The “Meta-game” is, broadly, the awareness of the rules of the game that a player might develop and interact with, but which are unknown to characters. It is often used in a derogatory sense, to indicate that a character is taking some action based on information not available to it, but well known to the player. Examples of that are easy to come by, so I won’t trouble with providing one.
The difficulty with trying to discuss the “meta-game” in a lucid and helpful way is that it’s something of a “baggy monster”. Included in the meta-game are:
- some, but not all, of the game world rules
- the social contract between the players
- an understanding (implicit or explicit) of the meta-plot
- boundaries for character actions
I am sure there are other things too, which are not easily articulated. I think that Ron Edwards’ GNS theory is a function of meta-game structure.
The conceptual framework that I have been developing views roleplaying as occuring in two distinct arenas. On the one hand we have the players: they must interact in some way in the real world to try and convey their perception of the game to each other. On the other hand, we have the characters in the game who live out their lives. We can think of the “meta-game” as the connection between the players and the characters. Unfortunately, by “characters” we must include a wider understanding of the character than we necessarily have of the players.
This kind of model allows us to exclude a few things from the catch-all common-usage “meta-game”. Most usefully, it allows us to treat the interactions directly between the players separately.
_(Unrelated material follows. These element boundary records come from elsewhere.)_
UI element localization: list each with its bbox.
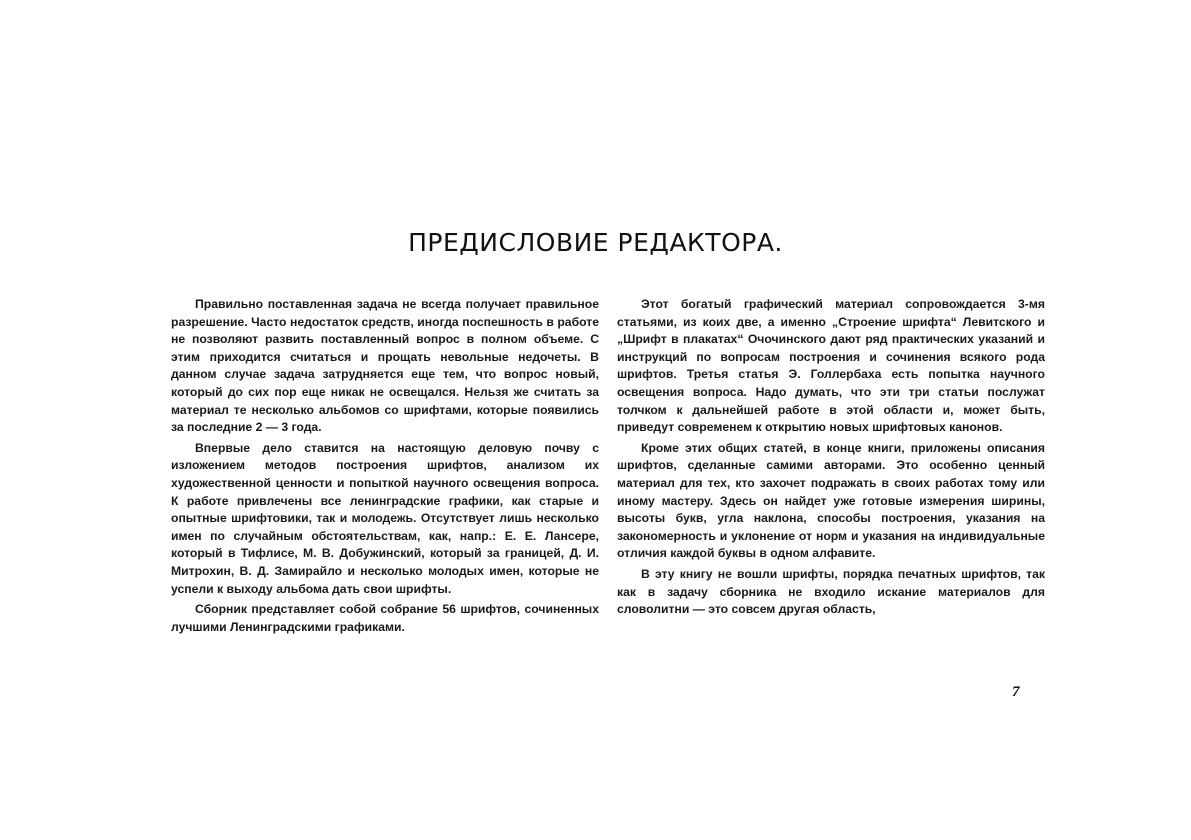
left-text-column	[171, 296, 599, 636]
paragraph: Впервые дело ставится на настоящую деловую почву с изложением методов построения шрифтов, анализом их художественной ценности и попыткой научного освещения вопроса. К работе привлечены все ленинградские графики, как старые и опытные шрифтовики, так и молодежь. Отсутствует лишь несколько имен по случайным обстоятельствам, как, напр.: Е. Е. Лансере, который в Тифлисе, М. В. Добужинский, который за границей, Д. И. Митрохин, В. Д. Замирайло и несколько молодых имен, которые не успели к выходу альбома дать свои шрифты.	[171, 440, 599, 596]
paragraph: Кроме этих общих статей, в конце книги, приложены описания шрифтов, сделанные самими авторами. Это особенно ценный материал для тех, кто захочет подражать в своих работах тому или иному мастеру. Здесь он найдет уже готовые измерения ширины, высоты букв, угла наклона, способы построения, указания на закономерность и уклонение от норм и указания на индивидуальные отличия каждой буквы в одном алфавите.	[617, 440, 1045, 561]
paragraph: Сборник представляет собой собрание 56 шрифтов, сочиненных лучшими Ленинградскими графиками.	[171, 602, 599, 634]
paragraph: Правильно поставленная задача не всегда получает правильное разрешение. Часто недостаток средств, иногда поспешность в работе не позволяют развить поставленный вопрос в полном объеме. С этим приходится считаться и прощать невольные недочеты. В данном случае задача затрудняется еще тем, что вопрос новый, который до сих пор еще никак не освещался. Нельзя же считать за материал те несколько альбомов со шрифтами, которые появились за последние 2 — 3 года.	[171, 297, 599, 435]
page-title: ПРЕДИСЛОВИЕ РЕДАКТОРА.	[408, 228, 783, 257]
paragraph: В эту книгу не вошли шрифты, порядка печатных шрифтов, так как в задачу сборника не входило искание материалов для словолитни — это совсем другая область,	[617, 566, 1045, 617]
page-number: 7	[1012, 684, 1020, 700]
right-text-column	[617, 296, 1045, 619]
paragraph: Этот богатый графический материал сопровождается 3-мя статьями, из коих две, а именно „Строение шрифта“ Левитского и „Шрифт в плакатах“ Очочинского дают ряд практических указаний и инструкций по вопросам построения и сочинения всякого рода шрифтов. Третья статья Э. Голлербаха есть попытка научного освещения вопроса. Надо думать, что эти три статьи послужат толчком к дальнейшей работе в этой области и, может быть, приведут современем к открытию новых шрифтовых канонов.	[617, 297, 1045, 435]
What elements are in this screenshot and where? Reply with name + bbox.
It excludes the “social contract” part of the equation.
Now, while this is useful in several ways, it is not necessarily helpful to change your vocabulary, or to use existing words in a new way. This is a major fault (IMHO) with GNS theory: Edwards has defined and re-defined a whole bunch of words with other uses in ways which are not always intuitive, and are in fact often against the intuitive meaning. Moreover, it can be difficult as the user of this “new speak” to keep things perfectly straight. Also, most neologisms sound pretensious.
I’m going to have to come back to this and carry on later, but the key idea here is that we have a connection between the player and their manifestation within the game world. So, when discussing “meta-game” in the broad common-usage sense, we end up wanting to look at that connection as well as world-construction and social contract issues.